И что самое главное — я понимал, что подобного счастья у меня никогда более не будет, когда тебя самого нет, но имеется лишь твоя скудная оболочка, и она до тугого звона заполнена счастьем, еще один напор его, и оболочка не выдержит, лопнет и при этом громко выстрелит, как попавший под машину мяч, и вот что — скажи мне какая высшая сила, что я сей момент должен испариться, согласился бы без колебаний, а кой мне дожидаться, когда я стану немощным и унылым, испаряться, так вот сейчас, на самой своей вершине, и еще, тут нет сомнений, эта женщина была так дорога мне, что скажи она (или некая высшая сила), что я должен отдать за нее жизнь, согласился бы без раздумий, потому что без нее и без вот этого счастья жизнь свою дальнейшую я не представлял.
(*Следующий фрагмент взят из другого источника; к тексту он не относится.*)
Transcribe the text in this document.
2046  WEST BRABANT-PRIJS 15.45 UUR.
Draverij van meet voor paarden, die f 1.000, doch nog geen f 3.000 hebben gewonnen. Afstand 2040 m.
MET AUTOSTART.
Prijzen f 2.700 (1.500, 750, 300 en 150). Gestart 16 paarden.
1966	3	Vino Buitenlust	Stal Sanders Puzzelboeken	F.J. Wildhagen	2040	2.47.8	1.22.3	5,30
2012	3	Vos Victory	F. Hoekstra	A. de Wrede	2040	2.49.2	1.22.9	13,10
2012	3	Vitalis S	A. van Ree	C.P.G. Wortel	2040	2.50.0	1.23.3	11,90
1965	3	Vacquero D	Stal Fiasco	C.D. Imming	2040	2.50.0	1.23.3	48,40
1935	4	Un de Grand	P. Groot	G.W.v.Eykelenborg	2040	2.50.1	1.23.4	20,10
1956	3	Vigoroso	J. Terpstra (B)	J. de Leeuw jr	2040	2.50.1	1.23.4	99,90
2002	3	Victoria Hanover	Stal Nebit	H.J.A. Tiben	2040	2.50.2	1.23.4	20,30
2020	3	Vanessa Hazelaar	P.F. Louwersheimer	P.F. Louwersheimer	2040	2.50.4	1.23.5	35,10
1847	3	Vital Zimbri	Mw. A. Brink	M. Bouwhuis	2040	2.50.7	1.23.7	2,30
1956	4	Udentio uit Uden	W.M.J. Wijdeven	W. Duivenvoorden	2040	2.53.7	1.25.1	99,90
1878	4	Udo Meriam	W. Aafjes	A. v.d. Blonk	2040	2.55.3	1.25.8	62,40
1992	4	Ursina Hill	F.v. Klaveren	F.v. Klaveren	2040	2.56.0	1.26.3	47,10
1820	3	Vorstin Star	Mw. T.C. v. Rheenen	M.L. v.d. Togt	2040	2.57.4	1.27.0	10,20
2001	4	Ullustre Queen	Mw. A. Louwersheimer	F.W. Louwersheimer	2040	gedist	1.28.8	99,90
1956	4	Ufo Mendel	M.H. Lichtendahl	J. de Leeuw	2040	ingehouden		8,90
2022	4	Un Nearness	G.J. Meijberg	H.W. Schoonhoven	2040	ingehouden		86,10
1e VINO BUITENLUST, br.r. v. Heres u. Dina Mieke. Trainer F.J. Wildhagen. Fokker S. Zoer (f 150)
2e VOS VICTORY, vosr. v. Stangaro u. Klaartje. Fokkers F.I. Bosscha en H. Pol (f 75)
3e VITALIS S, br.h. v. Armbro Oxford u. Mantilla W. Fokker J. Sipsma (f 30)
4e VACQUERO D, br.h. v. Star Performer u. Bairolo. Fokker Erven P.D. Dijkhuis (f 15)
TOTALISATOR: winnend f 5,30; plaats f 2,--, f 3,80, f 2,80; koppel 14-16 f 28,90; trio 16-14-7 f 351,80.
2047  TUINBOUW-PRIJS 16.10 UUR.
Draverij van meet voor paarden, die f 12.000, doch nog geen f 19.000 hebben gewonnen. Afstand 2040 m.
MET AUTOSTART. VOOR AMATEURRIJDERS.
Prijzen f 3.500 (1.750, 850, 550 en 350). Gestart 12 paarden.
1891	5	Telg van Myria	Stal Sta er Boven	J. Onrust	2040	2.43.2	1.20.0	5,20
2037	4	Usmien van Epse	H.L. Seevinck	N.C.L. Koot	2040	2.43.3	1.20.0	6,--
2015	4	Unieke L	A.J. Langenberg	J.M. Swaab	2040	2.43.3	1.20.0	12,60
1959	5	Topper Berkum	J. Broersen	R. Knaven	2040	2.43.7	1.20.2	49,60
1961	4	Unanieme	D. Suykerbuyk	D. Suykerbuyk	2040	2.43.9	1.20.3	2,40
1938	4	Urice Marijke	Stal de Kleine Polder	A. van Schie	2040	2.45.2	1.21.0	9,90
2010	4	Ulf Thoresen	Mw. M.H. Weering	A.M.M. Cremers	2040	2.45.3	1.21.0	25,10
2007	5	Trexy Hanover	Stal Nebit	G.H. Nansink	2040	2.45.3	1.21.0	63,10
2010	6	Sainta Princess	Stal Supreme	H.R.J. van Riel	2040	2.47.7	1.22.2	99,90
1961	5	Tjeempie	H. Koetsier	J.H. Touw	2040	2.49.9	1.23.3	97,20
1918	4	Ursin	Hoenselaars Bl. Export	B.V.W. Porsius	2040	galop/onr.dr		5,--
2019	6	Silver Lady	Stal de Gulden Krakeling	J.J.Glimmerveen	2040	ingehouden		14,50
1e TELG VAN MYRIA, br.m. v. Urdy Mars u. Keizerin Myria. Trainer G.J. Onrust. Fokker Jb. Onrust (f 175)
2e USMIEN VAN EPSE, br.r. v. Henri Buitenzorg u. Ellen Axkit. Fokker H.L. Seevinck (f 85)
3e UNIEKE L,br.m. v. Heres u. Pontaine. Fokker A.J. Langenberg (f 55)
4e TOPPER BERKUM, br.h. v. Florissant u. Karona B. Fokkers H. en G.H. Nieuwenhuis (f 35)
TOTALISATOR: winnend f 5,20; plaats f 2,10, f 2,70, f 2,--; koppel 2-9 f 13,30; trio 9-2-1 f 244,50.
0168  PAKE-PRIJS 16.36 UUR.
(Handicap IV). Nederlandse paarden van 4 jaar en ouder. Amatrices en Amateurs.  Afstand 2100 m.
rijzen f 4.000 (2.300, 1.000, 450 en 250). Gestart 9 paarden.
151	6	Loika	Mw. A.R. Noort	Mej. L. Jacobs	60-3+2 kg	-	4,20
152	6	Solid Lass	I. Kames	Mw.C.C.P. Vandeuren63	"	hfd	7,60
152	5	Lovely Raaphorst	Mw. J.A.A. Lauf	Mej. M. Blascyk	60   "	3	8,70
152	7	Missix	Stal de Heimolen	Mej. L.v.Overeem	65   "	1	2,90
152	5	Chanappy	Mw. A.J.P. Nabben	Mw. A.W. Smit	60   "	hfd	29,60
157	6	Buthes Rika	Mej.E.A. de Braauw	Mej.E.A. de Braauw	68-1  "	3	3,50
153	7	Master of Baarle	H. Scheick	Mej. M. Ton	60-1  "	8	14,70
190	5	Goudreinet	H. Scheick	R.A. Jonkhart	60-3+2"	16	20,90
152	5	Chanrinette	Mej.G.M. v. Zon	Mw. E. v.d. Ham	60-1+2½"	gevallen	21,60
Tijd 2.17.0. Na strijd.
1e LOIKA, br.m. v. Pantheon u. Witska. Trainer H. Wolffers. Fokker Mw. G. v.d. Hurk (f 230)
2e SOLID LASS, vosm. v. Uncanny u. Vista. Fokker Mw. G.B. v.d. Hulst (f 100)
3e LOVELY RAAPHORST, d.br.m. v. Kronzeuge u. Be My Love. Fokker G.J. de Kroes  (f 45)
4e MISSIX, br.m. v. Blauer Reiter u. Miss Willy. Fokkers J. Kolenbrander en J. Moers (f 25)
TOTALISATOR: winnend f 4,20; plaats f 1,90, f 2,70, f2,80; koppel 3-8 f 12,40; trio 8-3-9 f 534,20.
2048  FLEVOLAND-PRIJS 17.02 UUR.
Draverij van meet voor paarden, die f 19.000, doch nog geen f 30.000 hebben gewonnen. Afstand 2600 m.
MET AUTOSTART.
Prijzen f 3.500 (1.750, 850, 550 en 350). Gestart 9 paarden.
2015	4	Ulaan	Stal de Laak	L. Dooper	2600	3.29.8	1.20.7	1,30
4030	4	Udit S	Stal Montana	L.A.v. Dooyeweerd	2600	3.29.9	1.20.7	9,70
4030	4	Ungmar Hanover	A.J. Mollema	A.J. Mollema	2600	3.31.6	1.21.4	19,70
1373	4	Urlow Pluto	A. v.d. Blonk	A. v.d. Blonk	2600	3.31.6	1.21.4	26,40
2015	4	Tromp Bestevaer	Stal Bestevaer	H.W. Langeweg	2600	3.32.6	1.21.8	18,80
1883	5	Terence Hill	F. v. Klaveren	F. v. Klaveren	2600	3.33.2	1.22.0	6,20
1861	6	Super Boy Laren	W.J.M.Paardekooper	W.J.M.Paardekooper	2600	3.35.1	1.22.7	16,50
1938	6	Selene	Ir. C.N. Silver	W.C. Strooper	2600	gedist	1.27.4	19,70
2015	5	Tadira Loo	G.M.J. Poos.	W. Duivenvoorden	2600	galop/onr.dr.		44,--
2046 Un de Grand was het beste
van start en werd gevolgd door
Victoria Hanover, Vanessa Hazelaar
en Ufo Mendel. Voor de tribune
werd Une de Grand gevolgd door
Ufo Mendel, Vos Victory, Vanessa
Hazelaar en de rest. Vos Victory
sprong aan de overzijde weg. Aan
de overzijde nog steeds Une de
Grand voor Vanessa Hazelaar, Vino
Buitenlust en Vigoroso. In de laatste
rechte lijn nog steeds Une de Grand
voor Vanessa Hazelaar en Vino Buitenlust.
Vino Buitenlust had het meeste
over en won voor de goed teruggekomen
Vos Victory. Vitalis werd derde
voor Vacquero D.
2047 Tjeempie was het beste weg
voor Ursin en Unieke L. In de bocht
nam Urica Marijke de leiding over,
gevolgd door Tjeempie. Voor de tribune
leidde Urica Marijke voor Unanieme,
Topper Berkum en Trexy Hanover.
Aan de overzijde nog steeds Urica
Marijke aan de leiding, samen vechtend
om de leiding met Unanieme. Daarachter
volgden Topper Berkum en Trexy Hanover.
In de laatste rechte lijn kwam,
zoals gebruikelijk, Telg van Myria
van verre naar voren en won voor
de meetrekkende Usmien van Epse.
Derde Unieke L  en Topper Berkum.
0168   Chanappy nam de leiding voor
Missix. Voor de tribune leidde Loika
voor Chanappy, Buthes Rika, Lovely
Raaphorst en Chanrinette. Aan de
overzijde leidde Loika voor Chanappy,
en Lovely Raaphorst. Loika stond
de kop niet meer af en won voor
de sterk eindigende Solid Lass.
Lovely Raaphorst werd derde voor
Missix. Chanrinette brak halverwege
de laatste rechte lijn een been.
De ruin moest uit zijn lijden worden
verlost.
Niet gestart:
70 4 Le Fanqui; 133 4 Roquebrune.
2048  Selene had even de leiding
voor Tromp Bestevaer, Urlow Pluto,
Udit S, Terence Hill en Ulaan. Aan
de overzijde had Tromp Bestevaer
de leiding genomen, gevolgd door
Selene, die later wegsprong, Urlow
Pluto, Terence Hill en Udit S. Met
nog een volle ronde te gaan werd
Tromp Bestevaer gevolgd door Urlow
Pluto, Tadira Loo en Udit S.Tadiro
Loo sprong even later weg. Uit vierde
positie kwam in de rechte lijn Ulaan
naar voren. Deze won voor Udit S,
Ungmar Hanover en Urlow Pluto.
Унылая и скучная жизнь — не есть жизнь.
И была еще одна пауза, когда я блаженно лежал на спине, стараясь не шевелиться, потому что она уткнулась лицом мне чуть ниже подмышки, носом упираясь в мое сердце, я не хотел спать и блаженно смотрел в высокий потолок, а ночь, как ей и положено, все не наступала, лишь в оконном стекле отражался осколок заката, лишь бледные сумерки заполнили комнату, и вдруг неожиданно, в полной, значит, тишине я услышал, как она что-то тихо говорит, я вслушался и испуганно замер — она читала стихи, я ничего не понял, она рассказывала, что жили в темноте смычок и струны скрипки, а потом, так понял, встретившись на свету и соединившись в музыке, не то умерли, не то упали в обморок, обессилев от любви.
Мне никто и никогда ни с того ни с сего не читал стихи, и от неожиданности и неловкости я, значит, замер и сжался, скажем, до размеров горошины, и она, конечно, это почувствовала, что и понятно — был рядом мужик метр восемьдесят и сразу горошина, напугала я тебя? нет, а только я стихов не понимаю, как начинают их рассказывать, так сразу что-то щелкает в моей голове и я не понимаю, я их и запомнить никогда не мог, что, даже мороз и солнце день чудесный не помнишь? нет, это я как раз помню.
И вдруг что-то случилось со мной, вспомнить стыдно, надо бы испариться, когда я был на вершине счастья, вдруг меня прорвало и я взахлеб, как малый ребенок, стал жаловаться на свою жизнь, вот что учился еле-еле и книжек почти не читал, я даже не очень грамотно пишу, и что я тебе, и вообще сизый лапоть и черная кость, и все всегда носом тыкали, что я черная кость и сизый лапоть, и на работе доктора относятся соответственно, и жена меня прогнала, потому что для ее родителей я был
Глупенький, ты просто глупенький, тихо говорила она, ты цену себе не знаешь, ведь главное не чем человек похож на других людей, а чем он от них отличается, у тебя есть талант, а это как раз то, что не купить ни за какие деньги, в тебе есть энергия, я ощущаю тепло и даже жар твоих ладоней, и своей энергией ты спас меня, я выздоравливаю, мне говорили, что ты безошибочно определяешь больную ткань, да, это так, согласился я, это моя работа, а как удается, спросила она, ну, это долго объяснять, вот! и не надо объяснять, главное — удается, это талант, которого нет у других людей, и если тебя интересует мое мнение, меня только твое мнение и интересует, так в мужчине я прежде всего ценю талант, разумеется, важны и ум, и доброта, но всего важнее талант, потому как раз, что он редок.
То есть талантом она называла то, что я зову силой или тягой или просто
Не могу внятно вспомнить, как ночь прошла, как-то незаметно, то вроде еще сумерки скользили по комнате, а вот уже и ранее утро накатило, и светит солнце, нет, видать, на часок проваливался в сон, потому что, помню, на какое-то мгновение удивился, а где это я, и тут увидел, что она со мной рядом, и снова был переполнен счастьем.